Somewhere out in the vast forests of television development, you’ll find the corpses of the Charlie Kaufman pilots that never made it to series. The un-produced scripts from his pre-Being John Malkovich breakout, written among stints on cult favorites like Get A Life and The Dana Carvey Show. The post-Synecdoche, New York team-up with Catherine Keener that was set up during a fruitful time of development at HBO, but never came to be. The adaptation of a novel about a haunted IKEA-like store that he helped assemble, but was eventually passed to Josh Schwartz. And then there’s the closest we ever got to seeing what a TV show made by the guy who wrote Eternal Sunshine Of The Spotless Mind and Anomalisa might look like: How And Why, starring Keener, Michael Cera, and Sally Hawkins in the story of someone “who can explain how and why a nuclear reactor works but is clueless about life.” FX passed on that one in 2014.
Or at least that used to be the closest thing we ever got to a Charlie Kaufman TV show. Today, we have Living With Yourself, the new Netflix cloning comedy that throws the high concepts, themes, and novelty of the Kaufman filmography into a salad spinner to produce a weekend binge with the shelf-life of a potluck caprese. There’s a charismatic leading man pulling onscreen double duty (like Adaptation), science-fiction technology hiding behind a nondescript storefront (like Eternal Sunshine), and all the midlife, upper-middle-class-white alienation and ennui you can stomach (like… every Kaufman movie.) A lot of the jokes land, and the volume of Paul Rudd charm truly increases with the volume of onscreen Rudd, but it’s hard to shake the feeling that this is all just Netflix tiding its subscribers over until a genuine Kaufman—his take on I’m Thinking Of Ending Things—arrives in their feeds.
That’s not to say Living With Yourself can’t be enjoyed on its own merits. It’s an intriguing work of low-budget, minimal-flash sci-fi, impressively seamless in its Rudd-on-Rudd scenes. Its “guy in a rut winds up with exact genetic duplicate” premise raises interesting questions about work, romantic relationships, and gratitude. The “new and improved” copy of middle-aged, former branding whiz Miles (Rudd) presents a sophisticated analogy for the better versions of ourselves we project online and in social situations (eventually running headlong into a dating-app subplot), and a less-than-sophisticated parallel to the difficulty Miles and his wife, Kate (Aisling Bea), are having with conceiving a child. Its storytelling methods are enticing, too: A shifting POV that might create a mystery in one episode and solve it the next, rewinding and unwinding the timeline of Miles’ scientific mishap in order to replay crucial scenes from multiple angles.
But that’s a lot of window dressing gussying up an over-told tale: A dead-end job, a crumbling marriage, a protagonist learning that he has a pretty good life, all things considered. Miles is a real drip, and Living With Yourself, to its credit, realizes this. These eight episodes are less about getting him back to a place where he’s not shambling through work presentations and brushing off reminders from Kate, and more about reinforcing the fact that even the most ordinary existences have something to envy about them. That’s particularly true when the one doing the envying is a clone who was grown in a retro-futuristic “spa” and endowed with his predecessor’s memories.
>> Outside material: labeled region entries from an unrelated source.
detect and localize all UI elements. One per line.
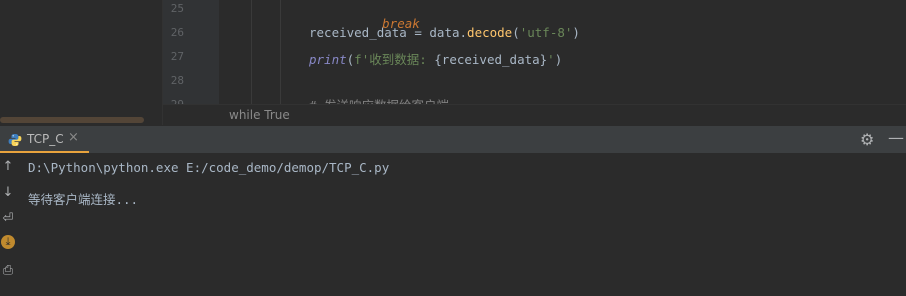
indent-guide (251, 0, 252, 104)
breadcrumb-item[interactable]: while True (229, 108, 290, 122)
up-arrow-icon[interactable]: ↑ (0, 159, 16, 174)
tab-tcp-c[interactable]: TCP_C × (0, 126, 89, 154)
down-arrow-icon[interactable]: ↓ (0, 185, 16, 200)
indent-guide (280, 0, 281, 104)
scroll-to-end-icon[interactable]: ⤓ (1, 235, 15, 249)
soft-wrap-icon[interactable]: ⏎ (0, 211, 16, 226)
python-icon (8, 134, 22, 146)
tab-label: TCP_C (27, 132, 64, 146)
breadcrumb[interactable]: while True (163, 104, 906, 126)
console-output-line: D:\Python\python.exe E:/code_demo/demop/… (28, 160, 390, 175)
code-area[interactable]: break received_data = data.decode('utf-8… (219, 0, 906, 104)
close-icon[interactable]: × (68, 130, 79, 145)
run-console[interactable]: ↑ ↓ ⏎ ⤓ ⎙ D:\Python\python.exe E:/code_d… (0, 153, 906, 296)
horizontal-scrollbar[interactable] (0, 117, 144, 123)
code-editor[interactable]: 25 26 27 28 29 break received_data = dat… (0, 0, 906, 126)
code-line-29: # 发送响应数据给客户端 (309, 95, 449, 104)
console-output-line: 等待客户端连接... (28, 192, 139, 207)
run-tool-window-header: TCP_C × ⚙ — (0, 125, 906, 154)
print-icon[interactable]: ⎙ (0, 263, 16, 278)
minimize-icon[interactable]: — (888, 128, 904, 147)
project-pane[interactable] (0, 0, 163, 125)
code-line-26: received_data = data.decode('utf-8') (309, 25, 580, 40)
gear-icon[interactable]: ⚙ (860, 130, 874, 149)
line-number: 28 (170, 74, 184, 87)
console-toolbar: ↑ ↓ ⏎ ⤓ ⎙ (0, 153, 18, 296)
line-number: 25 (170, 2, 184, 15)
code-line-27: print(f'收到数据: {received_data}') (309, 52, 563, 67)
line-number: 26 (170, 26, 184, 39)
line-number: 27 (170, 50, 184, 63)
The “other” Miles, then, really anchors Living With Yourself. “Your very existence is a crime,” he’s told early on, an anxious charge suddenly shooting through a show that previously earned a laugh with a cameo by one of the cloning facility’s other clients: uncannily invulnerable New England Patriots quarterback Tom Brady. He’s a man with someone else’s experiences in his head and no history of his own, and that gives Rudd some complicated notes to play within the clone’s otherwise easygoing vibe. There’s evident narrative strain to Living With Yourself’s later episodes, but that’s never the case when the clone is tapping into some of his darker impulses.
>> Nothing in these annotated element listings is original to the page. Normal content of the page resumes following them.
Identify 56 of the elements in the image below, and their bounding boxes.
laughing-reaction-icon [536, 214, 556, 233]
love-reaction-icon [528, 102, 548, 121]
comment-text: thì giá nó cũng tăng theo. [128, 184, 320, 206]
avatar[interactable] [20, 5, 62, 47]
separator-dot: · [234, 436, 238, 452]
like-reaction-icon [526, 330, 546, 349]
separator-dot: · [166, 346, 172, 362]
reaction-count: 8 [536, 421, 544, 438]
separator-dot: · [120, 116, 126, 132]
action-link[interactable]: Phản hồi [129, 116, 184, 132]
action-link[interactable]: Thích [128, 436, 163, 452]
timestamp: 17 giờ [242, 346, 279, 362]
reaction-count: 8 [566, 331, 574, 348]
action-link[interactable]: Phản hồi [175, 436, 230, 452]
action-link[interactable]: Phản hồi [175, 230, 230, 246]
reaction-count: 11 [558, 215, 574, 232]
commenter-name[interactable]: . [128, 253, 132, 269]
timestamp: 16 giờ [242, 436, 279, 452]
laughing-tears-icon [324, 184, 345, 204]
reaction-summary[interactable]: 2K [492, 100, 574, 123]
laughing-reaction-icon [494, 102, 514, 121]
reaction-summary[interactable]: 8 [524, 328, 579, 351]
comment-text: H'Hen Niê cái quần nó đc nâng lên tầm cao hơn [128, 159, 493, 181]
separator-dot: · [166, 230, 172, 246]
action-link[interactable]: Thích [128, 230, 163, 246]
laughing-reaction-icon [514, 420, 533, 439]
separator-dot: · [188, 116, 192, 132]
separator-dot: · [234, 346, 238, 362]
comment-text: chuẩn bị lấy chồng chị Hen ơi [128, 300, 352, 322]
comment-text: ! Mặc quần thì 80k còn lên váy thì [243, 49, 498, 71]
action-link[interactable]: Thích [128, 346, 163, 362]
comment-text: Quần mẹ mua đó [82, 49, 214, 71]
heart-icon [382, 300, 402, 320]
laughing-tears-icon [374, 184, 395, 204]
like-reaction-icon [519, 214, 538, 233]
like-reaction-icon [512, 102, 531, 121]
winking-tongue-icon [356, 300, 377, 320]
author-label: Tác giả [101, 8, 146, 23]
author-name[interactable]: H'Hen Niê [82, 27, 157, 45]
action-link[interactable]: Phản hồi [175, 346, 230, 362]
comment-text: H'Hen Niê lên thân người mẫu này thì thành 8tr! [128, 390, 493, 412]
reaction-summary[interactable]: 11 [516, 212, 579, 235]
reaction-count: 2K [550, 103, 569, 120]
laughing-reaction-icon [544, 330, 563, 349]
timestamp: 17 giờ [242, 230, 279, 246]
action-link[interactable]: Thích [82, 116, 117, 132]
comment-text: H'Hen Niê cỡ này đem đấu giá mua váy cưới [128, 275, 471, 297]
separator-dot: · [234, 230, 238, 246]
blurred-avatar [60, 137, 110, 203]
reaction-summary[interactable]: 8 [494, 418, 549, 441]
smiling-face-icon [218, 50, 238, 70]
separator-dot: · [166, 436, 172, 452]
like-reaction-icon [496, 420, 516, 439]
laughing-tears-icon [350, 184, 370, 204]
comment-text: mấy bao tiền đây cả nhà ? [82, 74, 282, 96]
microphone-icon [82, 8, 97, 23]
The concepts are sound; it’s the execution that’s lacking. Little Miss Sunshine directors Jonathan Dayton and Valerie Faris establish a relatively mundane visual palette, perhaps limited by the requirements of stitching Rudd’s separate takes together in post-production. Despite a standalone episode and a properly conflicted performance by Bea, Kate still winds up primarily a reflection of Miles Prime’s failings. There’s almost no reason for Alia Shawkat and Jon Glaser to show up as Miles’ sister and her partner, respectively, other than to be Alia Shawkat and Jon Glaser. But hey: There are multiple chances for Rudd to remind you what a funny dancer he is.
And there’s that nagging sense that whatever the show tries, somebody else has already done it better. This isn’t a case of Joker battering its audiences over the head with specific Scorsese homages; Living With Yourself lives in the uncanny valley of recommended-if-you-like. The unfortunate irony of this show about copying people is that it itself feels like an inferior knockoff, a genial lark that can’t help but fall short of the soul, wit, and creative ingenuity of the thing it’s unconsciously echoing. You’ll never get to see all those Charlie Kaufman TV shows. But will you even remember watching Living With Yourself?